As my cousin went on to wax poetic about how he didn't understand how Black Americans can be in this country for so long & could stay on welfare generation after generation, while he could not imagine the idea of being on welfare & being looked at as a beggar because in Ghana there was never any welfare & his parents came here with nothing & were able to never be on welfare even thru the hardest of times. He was upset that while he has to go & get a second job just to make ends meet in order to take care of his daughter - he watches people in his local grocery store who have more expensive clothes than him with two shopping carts loaded with food, paid for by his taxpayer funded welfare, while they look down on him for not having the latest designer duds & having to take a second job at a sporting goods store to supplement his corporate job. This sounded to me like what many White people say, many Africans feel & also say behind closed doors , & what his upbringing amongst Africans & White people who praised his Africanness taught. This goes right back to the psyche we are placed in as children. If you are told no matter how hard you work, your achievements are limited because of race, which you can never change, then the focus is on the things you can change & have control of like dressing up the race with all the bells & whistles in a sense of pride for the outward beautification of race, in attempts to change the psyche & view of others & yourself in terms of race. It is hard to value putting in the hard work when you think your one limitation is the one thing you can not change, even if you are Michael Jackson!
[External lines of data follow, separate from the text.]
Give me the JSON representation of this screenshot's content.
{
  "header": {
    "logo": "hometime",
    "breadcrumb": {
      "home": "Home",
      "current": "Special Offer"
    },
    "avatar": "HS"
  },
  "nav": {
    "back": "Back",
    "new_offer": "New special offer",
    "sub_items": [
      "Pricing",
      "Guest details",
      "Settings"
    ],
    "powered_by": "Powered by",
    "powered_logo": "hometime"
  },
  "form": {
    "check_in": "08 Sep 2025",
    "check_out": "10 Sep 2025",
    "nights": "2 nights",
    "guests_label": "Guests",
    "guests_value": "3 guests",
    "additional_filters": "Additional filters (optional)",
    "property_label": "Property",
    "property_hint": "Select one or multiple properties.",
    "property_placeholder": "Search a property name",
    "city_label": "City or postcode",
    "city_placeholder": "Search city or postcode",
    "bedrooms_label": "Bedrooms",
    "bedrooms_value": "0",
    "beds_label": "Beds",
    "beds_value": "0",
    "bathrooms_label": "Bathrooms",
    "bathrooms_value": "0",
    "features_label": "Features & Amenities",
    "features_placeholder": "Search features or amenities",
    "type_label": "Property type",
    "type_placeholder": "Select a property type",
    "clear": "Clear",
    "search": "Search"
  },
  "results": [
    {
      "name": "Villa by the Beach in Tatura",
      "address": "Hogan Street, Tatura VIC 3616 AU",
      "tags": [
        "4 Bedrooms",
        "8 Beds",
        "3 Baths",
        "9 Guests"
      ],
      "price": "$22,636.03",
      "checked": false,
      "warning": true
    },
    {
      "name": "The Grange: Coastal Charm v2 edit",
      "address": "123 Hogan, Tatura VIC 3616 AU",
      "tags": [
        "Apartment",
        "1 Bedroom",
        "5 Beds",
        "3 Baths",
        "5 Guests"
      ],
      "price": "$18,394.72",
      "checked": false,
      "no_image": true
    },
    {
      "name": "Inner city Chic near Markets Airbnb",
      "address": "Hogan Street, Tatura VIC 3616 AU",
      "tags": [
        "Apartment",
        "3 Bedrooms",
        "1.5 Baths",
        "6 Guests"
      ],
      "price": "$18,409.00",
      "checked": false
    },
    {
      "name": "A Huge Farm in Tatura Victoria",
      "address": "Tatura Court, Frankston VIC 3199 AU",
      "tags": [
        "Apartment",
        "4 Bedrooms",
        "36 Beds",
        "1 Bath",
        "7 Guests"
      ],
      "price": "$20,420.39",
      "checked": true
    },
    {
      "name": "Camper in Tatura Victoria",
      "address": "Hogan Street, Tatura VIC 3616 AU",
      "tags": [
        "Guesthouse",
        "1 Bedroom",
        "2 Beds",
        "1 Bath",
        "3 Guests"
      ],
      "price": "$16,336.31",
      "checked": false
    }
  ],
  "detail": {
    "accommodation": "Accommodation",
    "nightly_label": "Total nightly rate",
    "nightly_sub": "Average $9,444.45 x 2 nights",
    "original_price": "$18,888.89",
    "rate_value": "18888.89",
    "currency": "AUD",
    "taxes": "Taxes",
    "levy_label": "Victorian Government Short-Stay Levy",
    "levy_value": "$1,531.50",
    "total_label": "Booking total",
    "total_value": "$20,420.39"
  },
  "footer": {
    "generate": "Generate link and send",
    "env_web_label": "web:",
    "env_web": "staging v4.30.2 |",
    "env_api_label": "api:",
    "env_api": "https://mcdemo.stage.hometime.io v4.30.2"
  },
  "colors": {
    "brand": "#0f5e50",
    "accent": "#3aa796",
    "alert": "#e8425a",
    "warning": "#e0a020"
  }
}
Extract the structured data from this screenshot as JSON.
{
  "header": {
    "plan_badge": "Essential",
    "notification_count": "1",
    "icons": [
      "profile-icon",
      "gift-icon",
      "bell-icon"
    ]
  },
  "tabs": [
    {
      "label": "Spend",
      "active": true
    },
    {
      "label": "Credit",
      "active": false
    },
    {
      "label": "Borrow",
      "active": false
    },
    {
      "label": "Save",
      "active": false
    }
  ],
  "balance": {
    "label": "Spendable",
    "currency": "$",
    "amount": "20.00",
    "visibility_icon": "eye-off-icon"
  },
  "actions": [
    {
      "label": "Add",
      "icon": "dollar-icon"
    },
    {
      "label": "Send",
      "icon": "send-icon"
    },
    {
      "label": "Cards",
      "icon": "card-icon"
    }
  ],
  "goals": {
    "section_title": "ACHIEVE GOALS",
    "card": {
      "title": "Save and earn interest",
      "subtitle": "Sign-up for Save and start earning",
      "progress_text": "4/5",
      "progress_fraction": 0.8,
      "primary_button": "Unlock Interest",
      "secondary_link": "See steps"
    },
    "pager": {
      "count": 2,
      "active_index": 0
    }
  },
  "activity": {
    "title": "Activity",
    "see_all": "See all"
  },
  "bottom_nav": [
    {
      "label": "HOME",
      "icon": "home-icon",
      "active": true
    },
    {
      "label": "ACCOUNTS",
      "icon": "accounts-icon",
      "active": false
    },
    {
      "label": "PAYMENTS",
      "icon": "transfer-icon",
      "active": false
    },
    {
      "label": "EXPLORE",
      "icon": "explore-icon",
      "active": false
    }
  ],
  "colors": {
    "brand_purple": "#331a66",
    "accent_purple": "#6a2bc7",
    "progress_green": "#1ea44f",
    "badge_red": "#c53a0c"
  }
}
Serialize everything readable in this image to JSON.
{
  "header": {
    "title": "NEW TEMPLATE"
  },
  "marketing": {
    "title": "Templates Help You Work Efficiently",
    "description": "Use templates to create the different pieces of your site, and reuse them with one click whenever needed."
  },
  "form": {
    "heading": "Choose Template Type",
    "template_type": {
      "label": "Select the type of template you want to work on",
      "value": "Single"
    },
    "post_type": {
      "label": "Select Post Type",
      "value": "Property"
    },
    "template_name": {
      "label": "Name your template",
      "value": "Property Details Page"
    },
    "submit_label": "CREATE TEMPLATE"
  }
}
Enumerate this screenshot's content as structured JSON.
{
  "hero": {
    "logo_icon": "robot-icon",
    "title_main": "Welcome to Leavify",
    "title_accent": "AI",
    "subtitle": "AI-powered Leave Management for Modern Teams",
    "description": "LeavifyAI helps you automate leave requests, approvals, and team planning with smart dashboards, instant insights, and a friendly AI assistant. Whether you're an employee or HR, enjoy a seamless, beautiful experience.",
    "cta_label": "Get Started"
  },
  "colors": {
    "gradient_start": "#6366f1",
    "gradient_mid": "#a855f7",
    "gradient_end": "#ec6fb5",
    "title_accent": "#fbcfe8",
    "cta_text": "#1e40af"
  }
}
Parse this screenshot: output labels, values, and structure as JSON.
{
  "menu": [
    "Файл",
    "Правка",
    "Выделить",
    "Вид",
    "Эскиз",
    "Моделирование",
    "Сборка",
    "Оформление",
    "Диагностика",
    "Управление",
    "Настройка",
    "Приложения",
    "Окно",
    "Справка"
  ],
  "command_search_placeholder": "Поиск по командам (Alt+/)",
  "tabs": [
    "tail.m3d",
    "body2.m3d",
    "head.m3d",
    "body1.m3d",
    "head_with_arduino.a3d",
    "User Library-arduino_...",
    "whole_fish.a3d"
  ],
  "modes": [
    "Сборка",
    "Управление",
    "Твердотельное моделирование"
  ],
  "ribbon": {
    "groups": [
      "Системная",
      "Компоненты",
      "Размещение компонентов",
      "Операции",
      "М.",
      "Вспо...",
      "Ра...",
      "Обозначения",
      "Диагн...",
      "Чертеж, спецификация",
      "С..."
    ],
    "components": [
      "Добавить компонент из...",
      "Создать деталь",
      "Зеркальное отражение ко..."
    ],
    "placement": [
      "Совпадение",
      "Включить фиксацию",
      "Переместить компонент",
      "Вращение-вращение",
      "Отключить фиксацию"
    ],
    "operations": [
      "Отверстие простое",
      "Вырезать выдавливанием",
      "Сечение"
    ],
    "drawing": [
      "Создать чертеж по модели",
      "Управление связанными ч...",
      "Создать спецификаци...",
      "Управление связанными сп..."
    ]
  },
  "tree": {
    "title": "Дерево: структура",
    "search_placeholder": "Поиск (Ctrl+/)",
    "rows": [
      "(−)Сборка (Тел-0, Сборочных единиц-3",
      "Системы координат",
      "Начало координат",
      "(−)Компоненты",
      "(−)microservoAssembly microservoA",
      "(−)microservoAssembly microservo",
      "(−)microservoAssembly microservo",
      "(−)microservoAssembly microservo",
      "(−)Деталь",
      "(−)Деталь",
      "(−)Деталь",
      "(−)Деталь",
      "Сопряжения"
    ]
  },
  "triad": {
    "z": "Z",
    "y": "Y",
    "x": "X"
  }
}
For my cousin, race & outward beautification wasn't a factor because the real deal & rewards for him came thru putting in the work & being respected for doing so. His limitations rested solely with him as a man who knew his responsibility in having to provide for his child & putting in the hard work to achieve his goal of Excellency. To him the pride came in putting in the work & the limitless outcomes it would bring. This is the difference in psyche that without understanding separates us from our common history. I thought back to a very eye opening moment that I had while visiting Ghana. My aunt & I were in the car having a conversation about the United States as she proceed to tell me how she felt so bad for Black Americans & what happened to them during slavery; while the view right behind us was the slave dungeons of Cape Coast Castle-the point of no return for the descendants, brothers & sisters who she is so detached from & feeling sorry for. All I could think was Wow! Here she is with less economic wealth, less opportunities in the land of the ancestors whose children she feels sorry for, who in turn would feel sorry for her for living in conditions that they would consider poverty. Yet she is raising sons who are told they are descendants of kings & queens , & that their only limitation in life is themselves & the amount of work they put in; while her brothers & sisters whose ancestry started on the same side of the Atlantic are being told they are niggers, descendants of slaves & that the one thing they can not change , race, is their ultimate limitation no matter how much work they put in. This to me was a profound moment in understanding how psyche could become the death of Hope & Forward Movement.

I also thought back to my African-American friend who upon his return from South Africa, told me how he could not believe the forgiveness of South Africans for their White South African oppressors within a short period of freedom from Apartheid & how they all just saw themselves as South Africans, not Black South Africans or White South Africans. At first I thought, Exactly! I am glad you were able to see it & possibly understand my African African-American point of view toward the crutch of "The White man is my oppressor, who represents my limitations" mindset. I also came to recognize that whereas, South Africans actually had a reconciliation period focused on their respect, pride & dignity with unification & inclusion of what will become the rebuilding of their nation; African-Americans haven't really had that moment until Barack Obama!